What a week it has been!
In some ways a bit of a rough week: it's just That Time of Degree, I'm afraid, there is a silly amount of paperwork to be done and I've been put into a performance project which is eating serious amounts of time in rehearsals that are, quite frankly, rather tedious at best. I've had a bit of a cold which always saps my energy and makes my chronic health problems more symptomatic; there's not a lot I can do about that but rest more, but see above re: scheduling. It's all rather overwhelming and discouraging if I think about more than one bit of it at once. And Sweetie is away this weekend, so I am at home by myself facing a very messy bedroom and wondering whether to use my 'rest' day to try to make it a little more livable.
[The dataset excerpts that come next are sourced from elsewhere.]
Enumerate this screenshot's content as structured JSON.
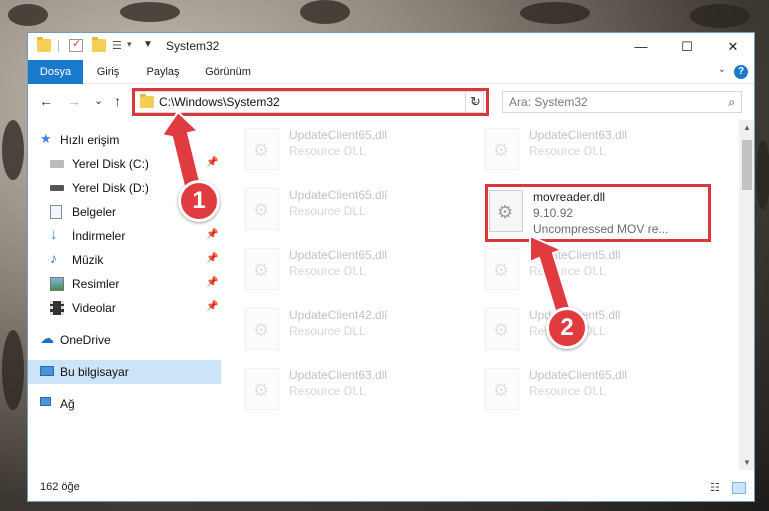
{
  "window": {
    "title": "System32",
    "minimize": "—",
    "maximize": "☐",
    "close": "✕"
  },
  "ribbon": {
    "tabs": [
      "Dosya",
      "Giriş",
      "Paylaş",
      "Görünüm"
    ],
    "active_tab": "Dosya",
    "help": "?",
    "collapse": "⌄"
  },
  "nav": {
    "back": "←",
    "forward": "→",
    "recent": "⌄",
    "up": "↑",
    "address": "C:\\Windows\\System32",
    "address_dropdown": "⌄",
    "refresh": "↻",
    "search_placeholder": "Ara: System32",
    "search_icon": "⌕"
  },
  "sidebar": {
    "quick_access": "Hızlı erişim",
    "items": [
      {
        "label": "Yerel Disk (C:)",
        "icon": "drive-icon",
        "pinned": true
      },
      {
        "label": "Yerel Disk (D:)",
        "icon": "drive-icon",
        "pinned": false
      },
      {
        "label": "Belgeler",
        "icon": "documents-icon",
        "pinned": true
      },
      {
        "label": "İndirmeler",
        "icon": "downloads-icon",
        "pinned": true
      },
      {
        "label": "Müzik",
        "icon": "music-icon",
        "pinned": true
      },
      {
        "label": "Resimler",
        "icon": "pictures-icon",
        "pinned": true
      },
      {
        "label": "Videolar",
        "icon": "videos-icon",
        "pinned": true
      }
    ],
    "onedrive": "OneDrive",
    "this_pc": "Bu bilgisayar",
    "network": "Ağ",
    "pin_glyph": "📌"
  },
  "files": {
    "left": [
      {
        "name": "UpdateClient65.dll",
        "type": "Resource DLL"
      },
      {
        "name": "UpdateClient65.dll",
        "type": "Resource DLL"
      },
      {
        "name": "UpdateClient65.dll",
        "type": "Resource DLL"
      },
      {
        "name": "UpdateClient42.dll",
        "type": "Resource DLL"
      },
      {
        "name": "UpdateClient63.dll",
        "type": "Resource DLL"
      }
    ],
    "right": [
      {
        "name": "UpdateClient63.dll",
        "type": "Resource DLL"
      },
      {
        "name": "UpdateClient5.dll",
        "type": "Resource DLL"
      },
      {
        "name": "UpdateClient5.dll",
        "type": "Resource DLL"
      },
      {
        "name": "UpdateClient65.dll",
        "type": "Resource DLL"
      }
    ],
    "highlighted": {
      "name": "movreader.dll",
      "version": "9.10.92",
      "description": "Uncompressed MOV re..."
    }
  },
  "status": {
    "count": "162 öğe"
  },
  "callouts": [
    "1",
    "2"
  ],
  "colors": {
    "accent": "#1979ca",
    "highlight_red": "#d9363e",
    "callout_red": "#e03c40"
  }
}
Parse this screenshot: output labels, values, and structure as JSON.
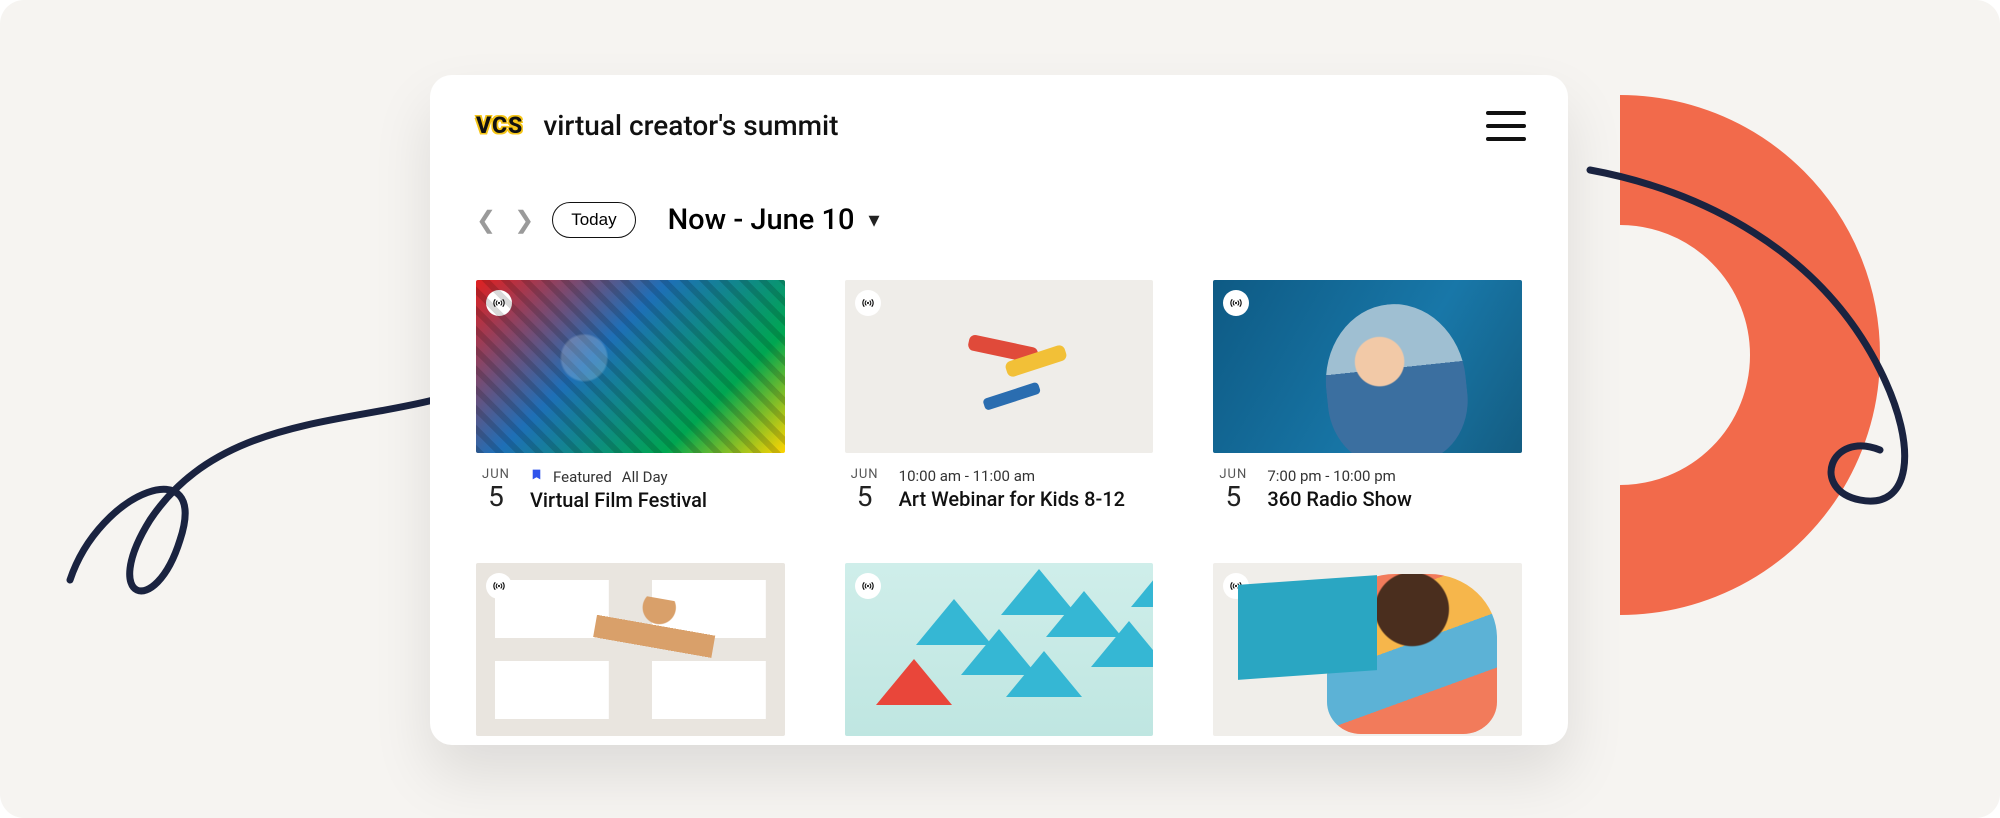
{
  "header": {
    "logo_text": "VCS",
    "site_title": "virtual creator's summit"
  },
  "toolbar": {
    "today_label": "Today",
    "date_range": "Now - June 10"
  },
  "events": [
    {
      "month": "JUN",
      "day": "5",
      "featured_label": "Featured",
      "time": "All Day",
      "title": "Virtual Film Festival",
      "featured": true
    },
    {
      "month": "JUN",
      "day": "5",
      "time": "10:00 am - 11:00 am",
      "title": "Art Webinar for Kids 8-12",
      "featured": false
    },
    {
      "month": "JUN",
      "day": "5",
      "time": "7:00 pm - 10:00 pm",
      "title": "360 Radio Show",
      "featured": false
    }
  ]
}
It has been a very hard week for various friends of mine for reasons I'll not discuss here. They have been very much on my mind and in my prayers. At times this week I've also felt quite overwhelmed by the sheer amount of pain and hardship in the world. There's so much I can do so little about, and so much I should do something about but fail to do, and I don't quite know where to start. It's the typical save-the-world-before-breakfast problem.
The good, though, far outweighs the bad.
Monday's post basically wrote itself and I don't really feel like I can take much credit for it. But the positive response to it has been cheering me all week, partly because it's flattering to my ego to be told I've done something good but partly because I so desperately hope that the vision of the world I put forward in that post is actually true... having so many of you affirm the truth of what I wrote feeds that hope.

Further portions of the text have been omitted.